Indestructible, obstinée présence

Natures mortes, mais qui renferment dans leur « être » la main du Créateur. Les « Deux pommes » de Giovanni Testori en couverture du Tracce de janvier et le lien profond avec les œuvres de Cézanne et de Giacometti
Giuseppe Frangi

Que voient les yeux d’un artiste dans une simple et très banale pomme ? Une page de Rainer Maria Rilke nous le révèle. Le grand poète pragois, avait visité à plusieurs reprises en octobre 1907 l’exposition hommage de Paul Cézanne, organisée à Paris un an après la mort de l’artiste. Pour Rilke, cette exposition avait été une véritable illumination, documentée dans une série de lettres extraordinaires, envoyées presque quotidiennement à sa femme Clara. En observant les tableaux avec les pommes, un sujet au centre de nombreuses natures mortes de Cézanne, Rilke écrivait le 8 octobre : « Elles sont tout simplement devenues indestructibles à travers leur présence obstinée », au point qu’elles semblent « totalement dépourvues de leur comestibilité ». Comment expliquer cette transfiguration ? Rilke fait une hypothèse : « Cézanne fait de ces choses (les pommes), ses saints.
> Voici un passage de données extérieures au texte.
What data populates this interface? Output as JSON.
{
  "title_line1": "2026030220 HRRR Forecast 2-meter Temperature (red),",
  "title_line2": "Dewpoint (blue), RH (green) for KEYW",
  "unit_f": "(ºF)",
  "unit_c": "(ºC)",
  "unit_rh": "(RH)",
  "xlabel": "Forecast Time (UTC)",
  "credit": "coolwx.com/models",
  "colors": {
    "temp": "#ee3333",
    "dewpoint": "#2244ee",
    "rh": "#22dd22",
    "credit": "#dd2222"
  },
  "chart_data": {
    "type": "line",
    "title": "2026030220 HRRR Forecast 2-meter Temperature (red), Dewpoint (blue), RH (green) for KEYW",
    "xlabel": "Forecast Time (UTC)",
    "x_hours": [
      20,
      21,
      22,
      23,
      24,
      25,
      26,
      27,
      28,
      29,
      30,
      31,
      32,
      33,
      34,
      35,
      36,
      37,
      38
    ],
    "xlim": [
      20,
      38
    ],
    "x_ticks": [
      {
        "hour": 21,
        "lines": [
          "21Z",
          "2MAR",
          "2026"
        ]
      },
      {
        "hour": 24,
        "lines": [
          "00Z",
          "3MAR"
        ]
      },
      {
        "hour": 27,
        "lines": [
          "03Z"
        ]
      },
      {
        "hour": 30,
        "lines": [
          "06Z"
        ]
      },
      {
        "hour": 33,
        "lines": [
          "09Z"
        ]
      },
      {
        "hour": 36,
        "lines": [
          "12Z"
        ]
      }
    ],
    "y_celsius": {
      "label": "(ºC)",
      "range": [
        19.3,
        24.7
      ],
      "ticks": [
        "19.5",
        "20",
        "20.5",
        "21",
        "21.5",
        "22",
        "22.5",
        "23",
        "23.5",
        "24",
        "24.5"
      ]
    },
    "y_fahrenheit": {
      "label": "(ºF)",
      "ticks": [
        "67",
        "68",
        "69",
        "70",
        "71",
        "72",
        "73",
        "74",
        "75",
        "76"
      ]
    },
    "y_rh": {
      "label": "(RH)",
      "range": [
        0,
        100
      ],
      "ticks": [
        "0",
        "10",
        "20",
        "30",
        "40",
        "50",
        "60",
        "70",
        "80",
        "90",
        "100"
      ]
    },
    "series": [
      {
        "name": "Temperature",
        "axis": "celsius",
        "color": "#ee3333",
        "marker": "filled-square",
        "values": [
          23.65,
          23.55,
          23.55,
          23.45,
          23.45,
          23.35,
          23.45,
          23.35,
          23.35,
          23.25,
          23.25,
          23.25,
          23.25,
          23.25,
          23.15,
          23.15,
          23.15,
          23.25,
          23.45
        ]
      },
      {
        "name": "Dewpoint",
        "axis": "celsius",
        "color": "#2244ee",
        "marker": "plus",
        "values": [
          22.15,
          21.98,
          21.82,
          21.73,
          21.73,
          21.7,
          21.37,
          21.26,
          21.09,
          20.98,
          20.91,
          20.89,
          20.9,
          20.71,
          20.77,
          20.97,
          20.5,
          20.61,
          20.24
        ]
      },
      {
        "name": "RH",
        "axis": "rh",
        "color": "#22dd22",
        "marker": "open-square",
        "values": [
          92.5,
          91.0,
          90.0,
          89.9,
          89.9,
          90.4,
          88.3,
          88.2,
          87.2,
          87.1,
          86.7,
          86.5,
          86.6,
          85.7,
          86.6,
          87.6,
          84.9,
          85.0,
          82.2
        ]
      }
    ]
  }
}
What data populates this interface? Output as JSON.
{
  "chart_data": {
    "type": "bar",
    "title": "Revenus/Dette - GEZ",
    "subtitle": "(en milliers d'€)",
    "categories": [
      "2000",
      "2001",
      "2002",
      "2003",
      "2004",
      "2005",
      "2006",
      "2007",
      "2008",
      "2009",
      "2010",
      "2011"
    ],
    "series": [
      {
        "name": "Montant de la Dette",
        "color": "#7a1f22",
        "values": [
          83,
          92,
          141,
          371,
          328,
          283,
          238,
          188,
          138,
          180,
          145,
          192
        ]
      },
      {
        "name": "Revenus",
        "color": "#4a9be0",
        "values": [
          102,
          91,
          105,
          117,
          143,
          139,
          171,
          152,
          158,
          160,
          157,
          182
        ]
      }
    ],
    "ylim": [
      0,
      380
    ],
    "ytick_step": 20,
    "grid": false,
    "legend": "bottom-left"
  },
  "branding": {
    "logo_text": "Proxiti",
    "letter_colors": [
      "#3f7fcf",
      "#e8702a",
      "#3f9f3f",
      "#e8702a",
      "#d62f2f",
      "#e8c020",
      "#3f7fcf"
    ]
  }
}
Il les contraint, il les contraint à être belles et à signifier le monde entier et toute sa splendeur ». En substance, synthétise le poète, les pommes sont « le grain du rosaire à travers lequel sa vie prononce une prière ».

Giovanni Testori, qui a peint les deux pommes qui apparaissent sur la couverture du numéro de janvier de Tracce, a été, en tant que critique d’art, l’un des interprètes les plus aigus et profonds de la peinture de Cézanne. En 1978, au lendemain d’une exposition parisienne historique dédiée à la redécouverte de l’ultime saison de l’artiste, il avait écrit deux longs et passionnants articles pour le Corriere della Sera et pour Il Sabato, dans lesquels il proposait de nouvelles clés pour lire son œuvre. Pour Testori, le but que c’était donné Cézanne, en particulier dans l’élan final de son aventure humaine et artistique, était celui « de restaurer l’image de l’existant, en retrouvant la main du Créateur ; et sur les traces laissées par elle, de tenter l’énorme, peut-être impossible, entreprise ». Et où retracer la main du Créateur sinon à partir du « lieu commun », soulignait Testori. Les pommes sont justement l’emblème de ce « lieu commun », « la Terre Promise où les formes de la vie, les plus humbles et habituelles, révèlent, sans rien perdre de leur contingence, l’empreinte suprême, c’est-à-dire à dire le souffle et la main de Dieu ; et c’est ainsi que se posent ces archétypes mêmes de l’être ». C’était le même Cézanne qui avait proposé cette métaphore dans une lettre de 1903 à son galeriste Ambroise Vollard : « Je travaille obstinément, j’entrevois la Terre Promise. Serai-je comme le grand chef des Hébreux ou bien, pourrai-je y poser le pied ? ». Testori concluait : « Cézanne nous montre ainsi que l’amour pour le vrai ne peut se réaliser que là où le quotidien et l’usuel (les pommes, par exemple, ndr) précipitent dans leur principe »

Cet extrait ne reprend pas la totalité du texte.